4. Having driven a LEAF for 6 months, with a one way commute of only 16 miles, and driving with a bit of a lead foot, and at 70 on the highway for a good 10 miles of that 16 (i get about 70 miles on a full tank) say i would feel more comfortable with another 30 miles of real range. I've cut it close (3 - 5 miles left) too many times. Id say the Model S with its minimum 160 mile range (i think) is about right as a minimum to cover 99% of trips in a year for someone like me.

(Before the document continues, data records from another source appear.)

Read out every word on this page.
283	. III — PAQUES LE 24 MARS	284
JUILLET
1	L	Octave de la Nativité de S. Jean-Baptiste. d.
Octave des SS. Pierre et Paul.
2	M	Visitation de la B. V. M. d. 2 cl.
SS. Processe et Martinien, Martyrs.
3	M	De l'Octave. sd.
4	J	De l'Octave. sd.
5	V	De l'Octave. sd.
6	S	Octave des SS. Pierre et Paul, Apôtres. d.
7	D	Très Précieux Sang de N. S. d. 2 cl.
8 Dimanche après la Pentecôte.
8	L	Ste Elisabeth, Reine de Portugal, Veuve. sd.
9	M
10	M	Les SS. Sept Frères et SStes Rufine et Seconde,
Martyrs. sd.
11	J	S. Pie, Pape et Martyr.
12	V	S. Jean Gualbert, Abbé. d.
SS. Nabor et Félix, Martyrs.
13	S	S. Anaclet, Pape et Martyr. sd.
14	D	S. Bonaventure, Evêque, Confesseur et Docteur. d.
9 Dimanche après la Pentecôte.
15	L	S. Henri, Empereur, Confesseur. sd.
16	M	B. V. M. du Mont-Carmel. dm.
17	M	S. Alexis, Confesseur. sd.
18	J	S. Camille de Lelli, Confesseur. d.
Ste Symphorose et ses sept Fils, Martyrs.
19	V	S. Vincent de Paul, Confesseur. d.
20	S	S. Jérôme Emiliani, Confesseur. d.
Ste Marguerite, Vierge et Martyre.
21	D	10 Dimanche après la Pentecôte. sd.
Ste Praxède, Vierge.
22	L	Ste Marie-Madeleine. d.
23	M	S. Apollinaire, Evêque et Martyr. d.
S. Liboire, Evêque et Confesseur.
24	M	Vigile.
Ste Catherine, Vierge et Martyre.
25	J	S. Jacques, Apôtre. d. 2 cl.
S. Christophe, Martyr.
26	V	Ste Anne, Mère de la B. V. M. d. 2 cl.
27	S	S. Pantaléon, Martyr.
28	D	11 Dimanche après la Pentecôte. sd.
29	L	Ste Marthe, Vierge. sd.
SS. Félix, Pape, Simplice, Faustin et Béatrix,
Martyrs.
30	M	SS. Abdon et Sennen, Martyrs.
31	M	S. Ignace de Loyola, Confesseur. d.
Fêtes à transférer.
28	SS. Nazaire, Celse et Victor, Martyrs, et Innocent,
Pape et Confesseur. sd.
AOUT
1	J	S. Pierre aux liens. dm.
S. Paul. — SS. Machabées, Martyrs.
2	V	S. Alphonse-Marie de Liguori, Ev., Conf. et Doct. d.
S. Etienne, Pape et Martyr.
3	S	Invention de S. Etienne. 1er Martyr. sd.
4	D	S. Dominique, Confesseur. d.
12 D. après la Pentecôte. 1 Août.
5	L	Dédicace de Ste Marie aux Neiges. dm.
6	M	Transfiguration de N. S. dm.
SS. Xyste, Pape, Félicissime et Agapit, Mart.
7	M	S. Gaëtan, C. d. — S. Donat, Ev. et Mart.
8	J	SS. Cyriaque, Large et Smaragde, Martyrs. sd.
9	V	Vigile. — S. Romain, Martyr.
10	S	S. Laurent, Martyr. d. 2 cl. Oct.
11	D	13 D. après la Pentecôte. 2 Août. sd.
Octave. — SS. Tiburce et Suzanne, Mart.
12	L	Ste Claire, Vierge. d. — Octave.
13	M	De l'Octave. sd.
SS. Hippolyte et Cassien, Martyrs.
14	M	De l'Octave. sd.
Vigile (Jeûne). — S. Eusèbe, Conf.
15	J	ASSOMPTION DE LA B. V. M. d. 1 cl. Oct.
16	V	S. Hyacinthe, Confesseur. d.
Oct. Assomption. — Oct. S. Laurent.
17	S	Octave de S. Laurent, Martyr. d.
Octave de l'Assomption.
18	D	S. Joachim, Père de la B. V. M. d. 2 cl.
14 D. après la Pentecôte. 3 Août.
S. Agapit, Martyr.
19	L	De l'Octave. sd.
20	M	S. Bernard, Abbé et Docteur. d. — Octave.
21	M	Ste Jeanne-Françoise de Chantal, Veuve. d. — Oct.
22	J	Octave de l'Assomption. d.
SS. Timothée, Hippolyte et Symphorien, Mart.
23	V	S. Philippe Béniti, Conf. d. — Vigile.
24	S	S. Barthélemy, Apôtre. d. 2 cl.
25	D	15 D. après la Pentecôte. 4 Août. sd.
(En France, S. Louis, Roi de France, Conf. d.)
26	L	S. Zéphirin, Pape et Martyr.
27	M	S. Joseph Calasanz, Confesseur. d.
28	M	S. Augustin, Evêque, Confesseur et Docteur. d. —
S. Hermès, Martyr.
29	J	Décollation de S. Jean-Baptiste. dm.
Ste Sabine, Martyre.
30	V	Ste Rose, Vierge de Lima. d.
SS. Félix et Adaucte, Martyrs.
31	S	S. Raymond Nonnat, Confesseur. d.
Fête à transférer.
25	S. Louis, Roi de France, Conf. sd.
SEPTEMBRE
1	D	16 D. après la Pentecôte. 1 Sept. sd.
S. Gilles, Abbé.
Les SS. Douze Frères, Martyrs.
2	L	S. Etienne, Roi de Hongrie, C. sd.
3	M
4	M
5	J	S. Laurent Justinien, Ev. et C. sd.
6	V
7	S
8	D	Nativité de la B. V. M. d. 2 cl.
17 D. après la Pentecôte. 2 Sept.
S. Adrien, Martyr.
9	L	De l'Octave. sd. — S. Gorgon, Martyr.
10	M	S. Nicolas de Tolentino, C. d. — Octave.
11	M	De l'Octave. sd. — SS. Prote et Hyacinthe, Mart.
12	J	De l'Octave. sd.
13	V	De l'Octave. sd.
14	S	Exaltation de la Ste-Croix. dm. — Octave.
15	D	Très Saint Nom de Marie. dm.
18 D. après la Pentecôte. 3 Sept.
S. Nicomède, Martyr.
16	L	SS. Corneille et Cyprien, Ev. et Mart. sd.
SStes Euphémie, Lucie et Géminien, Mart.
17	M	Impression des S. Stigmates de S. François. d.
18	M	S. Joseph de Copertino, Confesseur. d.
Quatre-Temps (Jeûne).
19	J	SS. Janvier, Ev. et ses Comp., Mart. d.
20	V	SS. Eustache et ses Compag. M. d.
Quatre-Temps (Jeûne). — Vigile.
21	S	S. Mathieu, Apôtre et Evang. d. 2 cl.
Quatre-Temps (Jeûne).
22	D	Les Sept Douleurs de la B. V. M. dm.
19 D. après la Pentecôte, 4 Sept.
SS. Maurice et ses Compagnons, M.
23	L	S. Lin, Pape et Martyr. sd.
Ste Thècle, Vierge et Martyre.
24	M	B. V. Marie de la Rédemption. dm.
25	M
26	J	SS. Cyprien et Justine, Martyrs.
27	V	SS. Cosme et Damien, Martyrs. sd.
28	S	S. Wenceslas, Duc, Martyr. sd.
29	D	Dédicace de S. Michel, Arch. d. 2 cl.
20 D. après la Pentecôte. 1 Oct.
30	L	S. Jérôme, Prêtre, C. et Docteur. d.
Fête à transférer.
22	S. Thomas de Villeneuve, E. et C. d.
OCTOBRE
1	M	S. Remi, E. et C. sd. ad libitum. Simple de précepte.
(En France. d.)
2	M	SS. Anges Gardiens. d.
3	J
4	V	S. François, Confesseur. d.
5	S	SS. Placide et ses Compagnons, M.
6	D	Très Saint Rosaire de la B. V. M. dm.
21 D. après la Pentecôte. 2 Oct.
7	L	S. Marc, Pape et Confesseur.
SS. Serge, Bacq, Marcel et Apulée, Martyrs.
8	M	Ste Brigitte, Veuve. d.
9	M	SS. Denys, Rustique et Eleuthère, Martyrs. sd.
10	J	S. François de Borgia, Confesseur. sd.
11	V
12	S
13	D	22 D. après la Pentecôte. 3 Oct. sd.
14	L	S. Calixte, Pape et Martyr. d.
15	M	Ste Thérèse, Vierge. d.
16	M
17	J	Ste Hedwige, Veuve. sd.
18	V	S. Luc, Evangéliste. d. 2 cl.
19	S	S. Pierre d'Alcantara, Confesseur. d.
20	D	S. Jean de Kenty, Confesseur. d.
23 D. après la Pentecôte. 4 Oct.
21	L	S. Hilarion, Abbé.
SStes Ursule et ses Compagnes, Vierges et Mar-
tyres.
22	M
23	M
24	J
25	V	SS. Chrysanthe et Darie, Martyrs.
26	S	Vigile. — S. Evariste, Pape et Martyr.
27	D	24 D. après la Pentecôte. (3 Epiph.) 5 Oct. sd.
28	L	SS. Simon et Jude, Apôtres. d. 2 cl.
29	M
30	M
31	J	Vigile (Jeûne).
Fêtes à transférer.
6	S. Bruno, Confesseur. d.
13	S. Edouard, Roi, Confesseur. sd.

· ajWant's a Leaf (not verified) · 2 years ago

Took a Leaf for a week as I work as a Nissan Tech and looking to cut my $350.00+ per monhoth fuel bill and possible buy one. I loved it at first but when I challenged it to keep up with my lifestyle (and @ 40 is not too fast paced) Leaf couldn't. I have a 35 mile commute to work, all highway, per day. That's where the Leaf is lost. Commuting 70 miles per day/charge and wondering if I'll make it home un-sold my wife and I at this point. BUT it's great for non high way drivers because the quality of this car is top notch. Nissan Master Tech. A Ma

· · 2 years ago

Andrew: Yes the base model S has a range of 160 miles, but I'm guessing that's the optimal range, kind of like how Nissan say's the LEAF is a 100 mile car. I'm thinking 110-130 miles will be more reasonable to expect for the 160 mile S.
It will be interesting to see what the EPA rates all three Model S's at. I bet it's close to 120, 180 & 235. Still, all of them are better than anything else out there.

· · 2 years ago

"AjWants a Leaf - Commuting 70 miles per day/charge and wondering if I'll make it home in-sold my wife and I at this point."

Are you saying that where you work as a Nissan Master Tech that they won't let you charge while you're at work? Is this a Nissan facility?